Al Ripley, Director
Consumer, Housing and Energy Project
NC Justice Center
Rory McIlmoil, Senior Energy Analyst
RALEIGH — Nearly 30 organizations serving communities across North Carolina sent a letter today commending the NC Utilities Commission for its recent order directing all utilities it regulates to immediately suspend service disconnections and late payment fees for customers. But the letter also urges Governor Roy Cooper to expand protections provided in the order to cover all utilities not regulated by the commission so that every household and business receives the same protection during the coronavirus emergency. This would include rural electric cooperatives, municipal electric utilities, gas, water, telecom companies and internet service providers. The letter was also addressed to key members of his administration, utility regulators and leaders of those utilities.
Across the state, families and businesses are experiencing economic hardship either due to having contracted the coronavirus, protecting against spreading the virus, or having their jobs and businesses shut down because of the response to the crisis. As a result, thousands are already unable to pay for basic services, including electricity, gas and water, and this number will only grow as the virus spreads and the economy declines. Given the higher rate of poverty and lower-household incomes in rural areas and small towns, these communities are likely to feel the economic impact of the crisis more strongly.
A newly launched website tracks the status of policies that electric utilities have enacted. It also provides phone numbers for utilities so people can call to ask for expanded relief.
“In the early days of this crisis we saw major utilities such as Duke Energy and Dominion Energy adopt significant measures to protect consumers from shut-offs and the Utility Commission’s order will make these types of measures standard across all commission-regulated utilities in North Carolina,” said Al Ripley an attorney and Director of the NC Justice Center’s Housing, Consumer and Energy Project.
“There remain, however, a significant number of utilities such as some co-ops and municipal providers that do not have protections in place. In order to protect the public health and the well-being of all people and businesses in North Carolina we need additional mandatory protections,” he said.

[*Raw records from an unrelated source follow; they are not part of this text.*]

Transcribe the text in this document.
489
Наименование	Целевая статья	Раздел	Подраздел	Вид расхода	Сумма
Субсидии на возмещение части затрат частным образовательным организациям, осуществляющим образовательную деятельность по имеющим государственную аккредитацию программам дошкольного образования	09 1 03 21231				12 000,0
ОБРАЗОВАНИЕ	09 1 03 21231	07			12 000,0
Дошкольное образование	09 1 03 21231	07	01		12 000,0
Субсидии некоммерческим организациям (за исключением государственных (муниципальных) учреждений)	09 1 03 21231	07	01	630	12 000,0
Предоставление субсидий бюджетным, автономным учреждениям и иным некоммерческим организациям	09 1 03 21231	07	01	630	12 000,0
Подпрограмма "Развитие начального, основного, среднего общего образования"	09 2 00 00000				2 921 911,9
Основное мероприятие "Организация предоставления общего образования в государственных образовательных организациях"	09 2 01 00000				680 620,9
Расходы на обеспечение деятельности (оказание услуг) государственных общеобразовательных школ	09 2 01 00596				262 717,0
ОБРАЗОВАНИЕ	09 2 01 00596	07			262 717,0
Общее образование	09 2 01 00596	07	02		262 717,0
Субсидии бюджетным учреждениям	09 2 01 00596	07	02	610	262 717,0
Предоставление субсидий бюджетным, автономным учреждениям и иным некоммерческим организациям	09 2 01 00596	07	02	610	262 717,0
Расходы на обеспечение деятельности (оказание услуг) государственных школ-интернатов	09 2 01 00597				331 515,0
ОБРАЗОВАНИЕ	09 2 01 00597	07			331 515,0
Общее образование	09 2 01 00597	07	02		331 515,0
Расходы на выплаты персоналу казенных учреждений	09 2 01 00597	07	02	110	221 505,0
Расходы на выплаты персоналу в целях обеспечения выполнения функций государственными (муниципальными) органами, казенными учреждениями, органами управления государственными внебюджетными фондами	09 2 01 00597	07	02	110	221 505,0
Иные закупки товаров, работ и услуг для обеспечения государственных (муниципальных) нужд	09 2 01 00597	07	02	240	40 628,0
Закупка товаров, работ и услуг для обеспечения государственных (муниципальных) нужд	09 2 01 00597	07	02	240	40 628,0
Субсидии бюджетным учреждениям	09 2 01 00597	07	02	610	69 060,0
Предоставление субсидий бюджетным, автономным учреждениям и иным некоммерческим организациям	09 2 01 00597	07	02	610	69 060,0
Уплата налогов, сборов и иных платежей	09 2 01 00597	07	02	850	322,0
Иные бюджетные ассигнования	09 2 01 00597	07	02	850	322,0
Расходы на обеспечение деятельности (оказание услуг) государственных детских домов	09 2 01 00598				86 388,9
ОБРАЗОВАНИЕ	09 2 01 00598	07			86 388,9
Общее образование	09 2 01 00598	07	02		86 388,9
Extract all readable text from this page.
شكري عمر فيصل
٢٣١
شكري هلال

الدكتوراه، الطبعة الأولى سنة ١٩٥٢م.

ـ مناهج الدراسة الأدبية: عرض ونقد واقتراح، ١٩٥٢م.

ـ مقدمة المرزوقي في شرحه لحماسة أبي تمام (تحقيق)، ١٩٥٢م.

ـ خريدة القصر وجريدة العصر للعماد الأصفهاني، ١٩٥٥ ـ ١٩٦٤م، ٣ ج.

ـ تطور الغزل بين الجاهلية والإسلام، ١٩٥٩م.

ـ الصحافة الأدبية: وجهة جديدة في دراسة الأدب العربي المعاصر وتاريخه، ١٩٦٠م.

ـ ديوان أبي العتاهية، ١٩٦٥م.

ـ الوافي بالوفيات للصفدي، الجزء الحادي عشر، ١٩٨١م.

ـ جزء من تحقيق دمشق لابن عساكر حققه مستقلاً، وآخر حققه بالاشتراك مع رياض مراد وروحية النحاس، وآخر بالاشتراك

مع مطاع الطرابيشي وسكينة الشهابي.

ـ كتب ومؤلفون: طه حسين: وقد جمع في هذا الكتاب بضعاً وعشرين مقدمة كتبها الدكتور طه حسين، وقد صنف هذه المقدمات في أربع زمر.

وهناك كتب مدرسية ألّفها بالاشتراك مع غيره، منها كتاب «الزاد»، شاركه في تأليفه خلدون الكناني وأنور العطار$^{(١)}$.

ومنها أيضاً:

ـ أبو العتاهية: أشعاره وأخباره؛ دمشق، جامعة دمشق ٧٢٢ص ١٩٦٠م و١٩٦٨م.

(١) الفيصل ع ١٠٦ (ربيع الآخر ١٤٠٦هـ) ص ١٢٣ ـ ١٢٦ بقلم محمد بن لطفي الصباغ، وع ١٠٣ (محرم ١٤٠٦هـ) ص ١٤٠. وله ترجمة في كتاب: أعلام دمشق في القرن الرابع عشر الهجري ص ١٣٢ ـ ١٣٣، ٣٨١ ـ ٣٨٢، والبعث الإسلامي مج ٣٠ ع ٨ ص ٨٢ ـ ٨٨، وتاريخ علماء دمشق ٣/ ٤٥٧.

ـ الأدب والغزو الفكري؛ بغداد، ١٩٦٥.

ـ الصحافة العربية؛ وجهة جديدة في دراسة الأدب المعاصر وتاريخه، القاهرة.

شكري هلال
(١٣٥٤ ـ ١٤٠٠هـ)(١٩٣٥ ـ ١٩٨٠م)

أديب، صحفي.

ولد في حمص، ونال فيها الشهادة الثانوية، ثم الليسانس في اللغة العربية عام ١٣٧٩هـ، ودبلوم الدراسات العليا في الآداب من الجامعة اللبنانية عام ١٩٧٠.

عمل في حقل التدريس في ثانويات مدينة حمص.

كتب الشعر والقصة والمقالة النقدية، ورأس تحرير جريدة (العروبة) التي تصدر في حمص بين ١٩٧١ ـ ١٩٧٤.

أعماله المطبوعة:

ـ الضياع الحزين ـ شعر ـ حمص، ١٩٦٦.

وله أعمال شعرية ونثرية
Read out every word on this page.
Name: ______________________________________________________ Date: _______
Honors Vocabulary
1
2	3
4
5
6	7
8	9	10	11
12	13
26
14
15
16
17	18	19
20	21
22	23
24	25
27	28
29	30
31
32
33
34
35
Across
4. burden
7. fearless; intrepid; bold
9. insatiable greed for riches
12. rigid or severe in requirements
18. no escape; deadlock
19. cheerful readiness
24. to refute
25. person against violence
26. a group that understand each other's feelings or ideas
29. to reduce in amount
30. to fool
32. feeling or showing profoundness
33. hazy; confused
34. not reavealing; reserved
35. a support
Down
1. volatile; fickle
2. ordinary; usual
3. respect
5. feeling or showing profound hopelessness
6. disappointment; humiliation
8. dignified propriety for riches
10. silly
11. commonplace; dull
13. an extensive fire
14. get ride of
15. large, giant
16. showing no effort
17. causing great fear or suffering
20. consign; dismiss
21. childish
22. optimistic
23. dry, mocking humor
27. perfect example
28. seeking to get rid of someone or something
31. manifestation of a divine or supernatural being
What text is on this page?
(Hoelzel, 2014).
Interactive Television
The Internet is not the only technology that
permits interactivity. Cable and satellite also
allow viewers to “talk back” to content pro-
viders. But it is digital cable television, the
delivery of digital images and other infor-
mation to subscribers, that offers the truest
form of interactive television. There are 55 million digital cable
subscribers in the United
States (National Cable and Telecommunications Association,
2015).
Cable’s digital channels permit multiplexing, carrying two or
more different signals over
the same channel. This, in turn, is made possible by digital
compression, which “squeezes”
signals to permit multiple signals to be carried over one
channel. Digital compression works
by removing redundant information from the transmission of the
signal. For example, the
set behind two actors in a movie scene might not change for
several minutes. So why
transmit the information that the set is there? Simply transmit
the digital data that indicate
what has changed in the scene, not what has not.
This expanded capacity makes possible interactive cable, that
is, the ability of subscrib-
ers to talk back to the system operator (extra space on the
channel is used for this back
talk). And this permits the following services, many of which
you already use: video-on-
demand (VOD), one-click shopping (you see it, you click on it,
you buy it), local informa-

The signatories to the letter call for a set of policies that will ensure access for every household and business to critical services, including a complete and open-ended suspension of service disconnections, the immediate and penalty-free reinstatement of services that had recently been discontinued, the suspension of late payment fees, and immediate notification of the new policies to customers through all available means.
The groups note that, prior to the commission’s order, some of the utilities regulated by the commission, such as Duke Energy and Dominion Energy, had put helpful policies in place, and the commission order now sets policies and standards that all commission-regulated utilities will have to follow.
In contrast, a significant number of rural electric cooperatives and municipal electric and water providers have yet to adopt needed policies. The public interest groups call on Governor Cooper to make all four policies mandatory for all utilities operating in the state that are not already under the commission’s order.
“The urgency of this crisis requires that those with the capability to relieve the burden this situation is causing for families and small businesses do everything in their power to achieve that. This includes every single utility and service company operating in North Carolina, not just those that are regulated by the state utility commission,” said Rory McIlmoil, Senior Energy Analyst for Appalachian Voices. “More people are struggling every day and it’s happening everywhere. They can’t wait any longer. We ask the governor to take immediate action to expand the scope and reach of the Commission’s order to include all utilities across the state.”